Provincial Minister of Sindh for Minorities Affairs
- In office 19 August 2018 – 11 August 2023

Provincial Minister of Sindh for Social Welfare
- In office 19 August 2018 – 11 August 2023

Provincial Minister of Sindh for Prisons
- In office 19 August 2018 – 11 August 2023

Member of the Provincial Assembly of Sindh
- In office 13 August 2018 – 11 August 2023
- Constituency: PS-47 (Mirpur Khas-I)

Member of the Senate of Pakistan
- In office March 2012 – March 2018

Personal details
- Party: PPP (1988-present)

= Hari Ram =

Politician in Pakistan

Hari Ram Kishori Lal (هري رام ڪشوري لال; ) is a Pakistani Hindu politician from Sindh. A five-time legislator to the Provincial Assembly of Sindh, Ram was one of the first non-Muslims to win a non-reserved constituency in a Pakistani province in 2018 (alongside Giyanoo Mal, the first being Mahesh Kumar Malani in 2013). (Note: Before the promulgation of the 1973 constitution which reserved seats for minorities (non-Muslims were further barred from contesting elections on non-reserved seats in 1985 which was overturned in 2002), non-Muslims which had been elected include: Sindhi Hindus Aidansing Nagji Sodho, Dharamdas Motmal, Gulji Ratanji Menghwar, Lilji Akhji Sodho, Rup Chand Chelaram, Rup Chand Seoomal Luhano, Shambhoomal Hiranand Luhano, Sawaising Sonji Sodho, Teoomal Nathromal, Sirumal Kirpaldas as members of the 4th Provincial Assembly of Sindh after the 1953 Sindh provincial election (though it is unclear if these were reserved or non-reserved seats); and Buddhist Tridev Roy as a member of the 5th National Assembly of Pakistan after the 1970 Pakistani general election.)

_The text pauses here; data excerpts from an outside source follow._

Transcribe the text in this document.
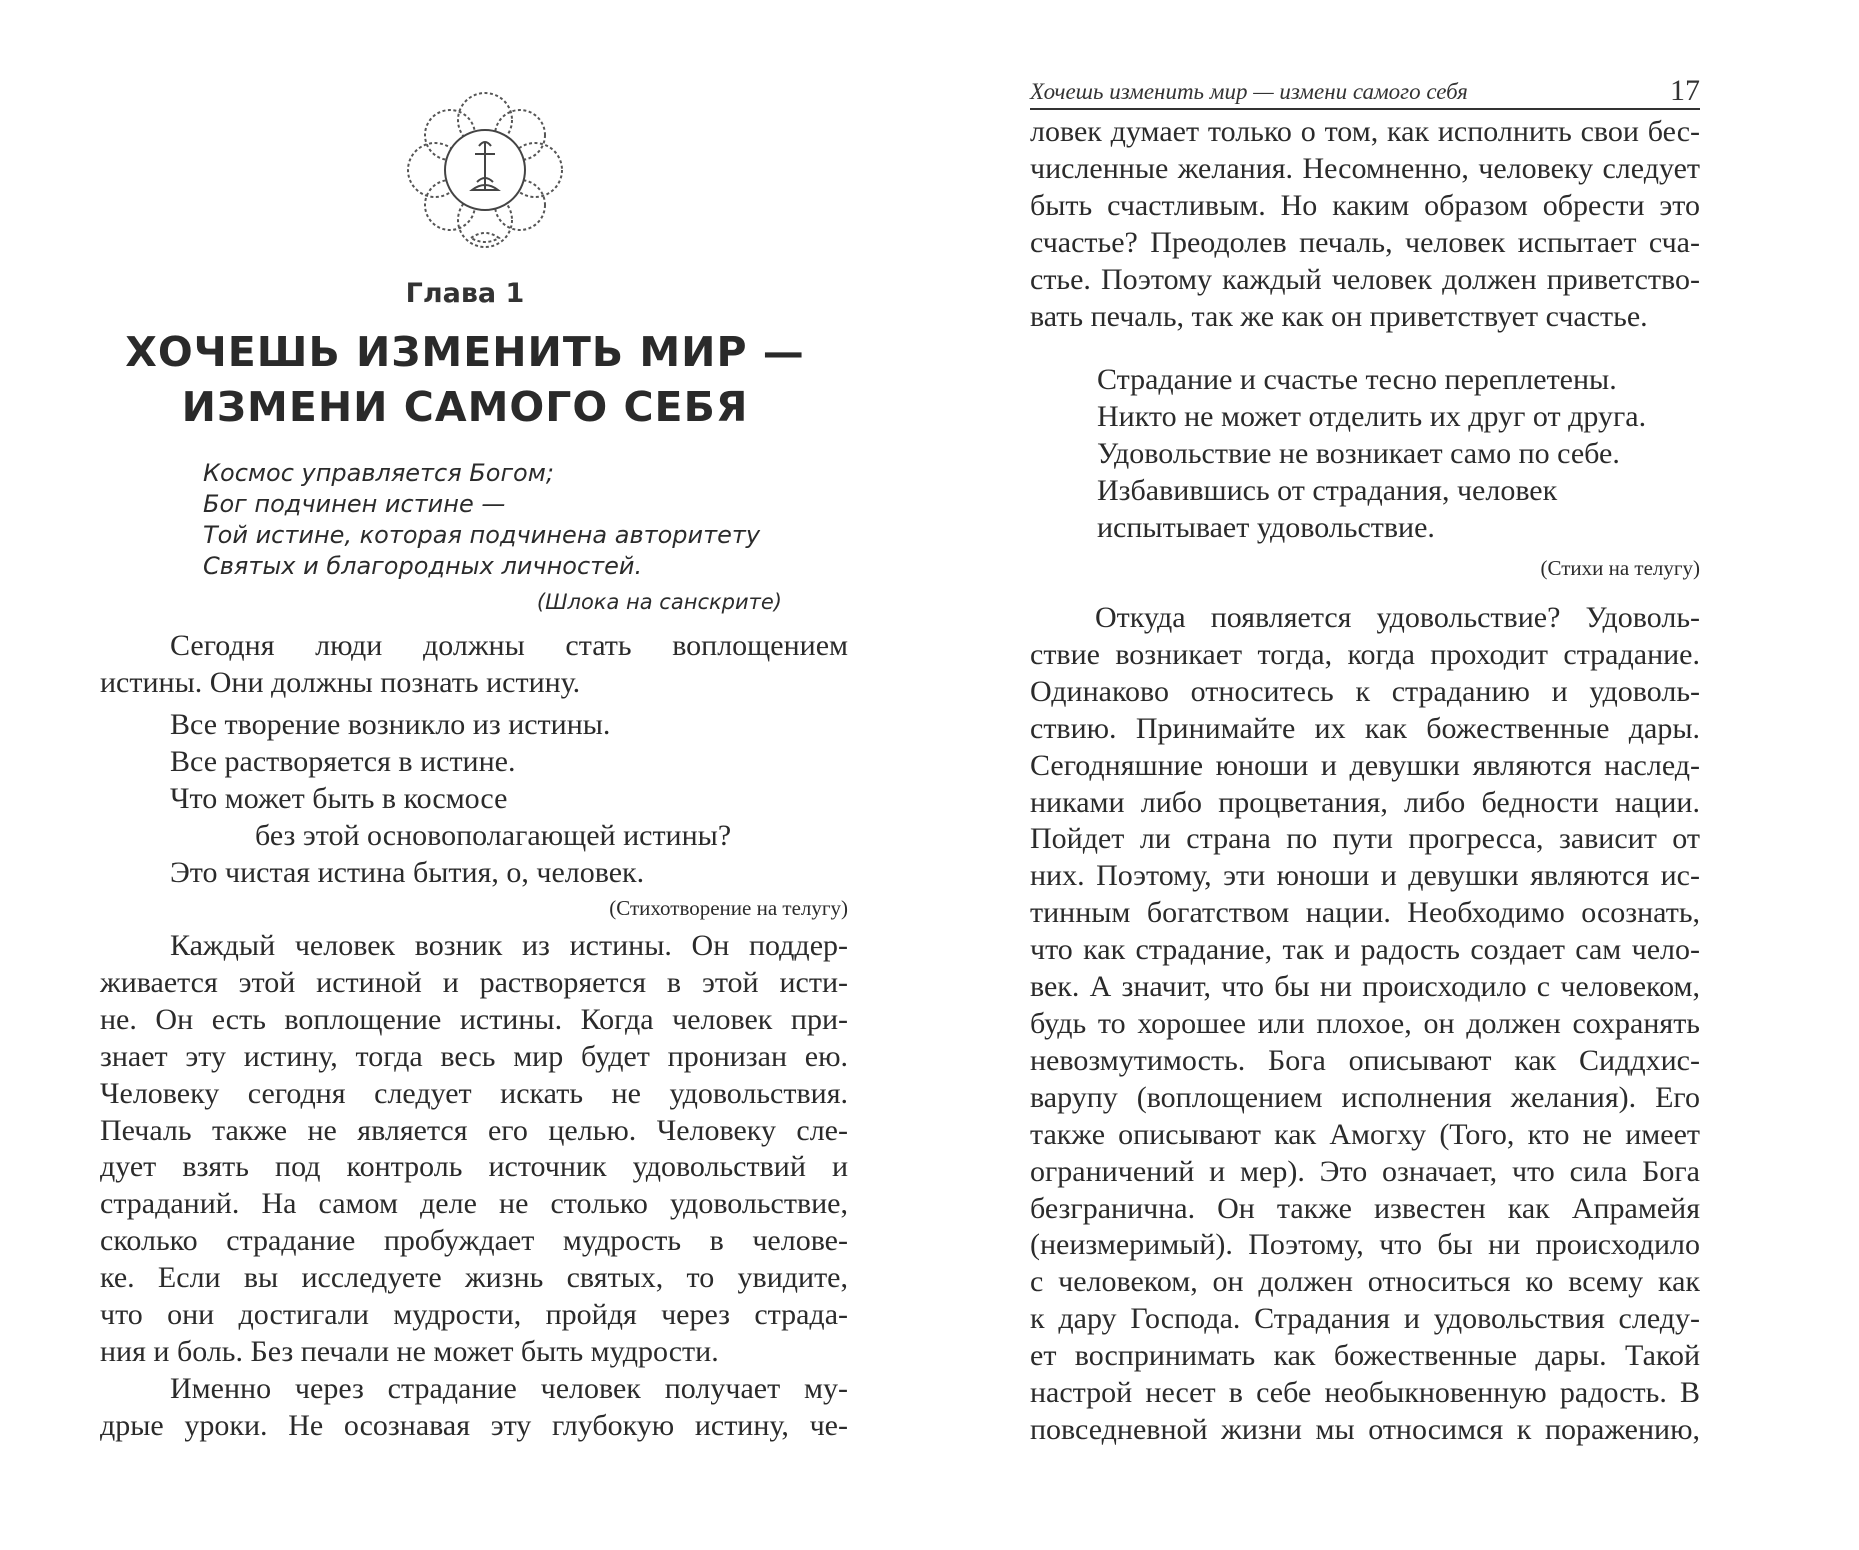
Глава 1
ХОЧЕШЬ ИЗМЕНИТЬ МИР —
ИЗМЕНИ САМОГО СЕБЯ
Космос управляется Богом;
Бог подчинен истине —
Той истине, которая подчинена авторитету
Святых и благородных личностей.
(Шлока на санскрите)
Сегодня люди должны стать воплощением
истины. Они должны познать истину.
Все творение возникло из истины.
Все растворяется в истине.
Что может быть в космосе
без этой основополагающей истины?
Это чистая истина бытия, о, человек.
(Стихотворение на телугу)
Каждый человек возник из истины. Он поддер-
живается этой истиной и растворяется в этой исти-
не. Он есть воплощение истины. Когда человек при-
знает эту истину, тогда весь мир будет пронизан ею.
Человеку сегодня следует искать не удовольствия.
Печаль также не является его целью. Человеку сле-
дует взять под контроль источник удовольствий и
страданий. На самом деле не столько удовольствие,
сколько страдание пробуждает мудрость в челове-
ке. Если вы исследуете жизнь святых, то увидите,
что они достигали мудрости, пройдя через страда-
ния и боль. Без печали не может быть мудрости.
Именно через страдание человек получает му-
дрые уроки. Не осознавая эту глубокую истину, че-
Хочешь изменить мир — измени самого себя	17
ловек думает только о том, как исполнить свои бес-
численные желания. Несомненно, человеку следует
быть счастливым. Но каким образом обрести это
счастье? Преодолев печаль, человек испытает сча-
стье. Поэтому каждый человек должен приветство-
вать печаль, так же как он приветствует счастье.
Страдание и счастье тесно переплетены.
Никто не может отделить их друг от друга.
Удовольствие не возникает само по себе.
Избавившись от страдания, человек
испытывает удовольствие.
(Стихи на телугу)
Откуда появляется удовольствие? Удоволь-
ствие возникает тогда, когда проходит страдание.
Одинаково относитесь к страданию и удоволь-
ствию. Принимайте их как божественные дары.
Сегодняшние юноши и девушки являются наслед-
никами либо процветания, либо бедности нации.
Пойдет ли страна по пути прогресса, зависит от
них. Поэтому, эти юноши и девушки являются ис-
тинным богатством нации. Необходимо осознать,
что как страдание, так и радость создает сам чело-
век. А значит, что бы ни происходило с человеком,
будь то хорошее или плохое, он должен сохранять
невозмутимость. Бога описывают как Сиддхис-
варупу (воплощением исполнения желания). Его
также описывают как Амогху (Того, кто не имеет
ограничений и мер). Это означает, что сила Бога
безгранична. Он также известен как Апрамейя
(неизмеримый). Поэтому, что бы ни происходило
с человеком, он должен относиться ко всему как
к дару Господа. Страдания и удовольствия следу-
ет воспринимать как божественные дары. Такой
настрой несет в себе необыкновенную радость. В
повседневной жизни мы относимся к поражению,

He served in the Senate from 2012 to 2018.

==Early life==
Ram was born on 29 May 1952 in Mirpurkhas. A landlord, he did not study beyond high school.

==Political career==
Ram won four consecutive elections to the Provincial Assembly of Sindh in 1988, 1990, 1993, and 1997 as one of the five representatives of the local Hindu community; he did not have any political affiliation. In 2012, he was elected to the Senate of Pakistan from the Pakistan Peoples Party (PPP) on the sole seat reserved for minorities from Sindh. (Note: Ram secured 157 votes against a paltry 4, secured by Photo Mal alias Dileep of Pakistan Muslim League (Q).)

In 2018, he was elected to the Provincial Assembly from Mirpur Khas-I, becoming one of the first non-Muslims to win a non-reserved constituency in any provincial assembly of Pakistan. He was inducted into Chief Minister Syed Murad Ali Shah's cabinet, and made the Minister for Minorities Affairs with the additional portfolios of Social Welfare, and Prison.

== Personal life ==
Ram has a son. On 21 May 2021, he suffered a cardiac arrest while attending a ministerial meeting.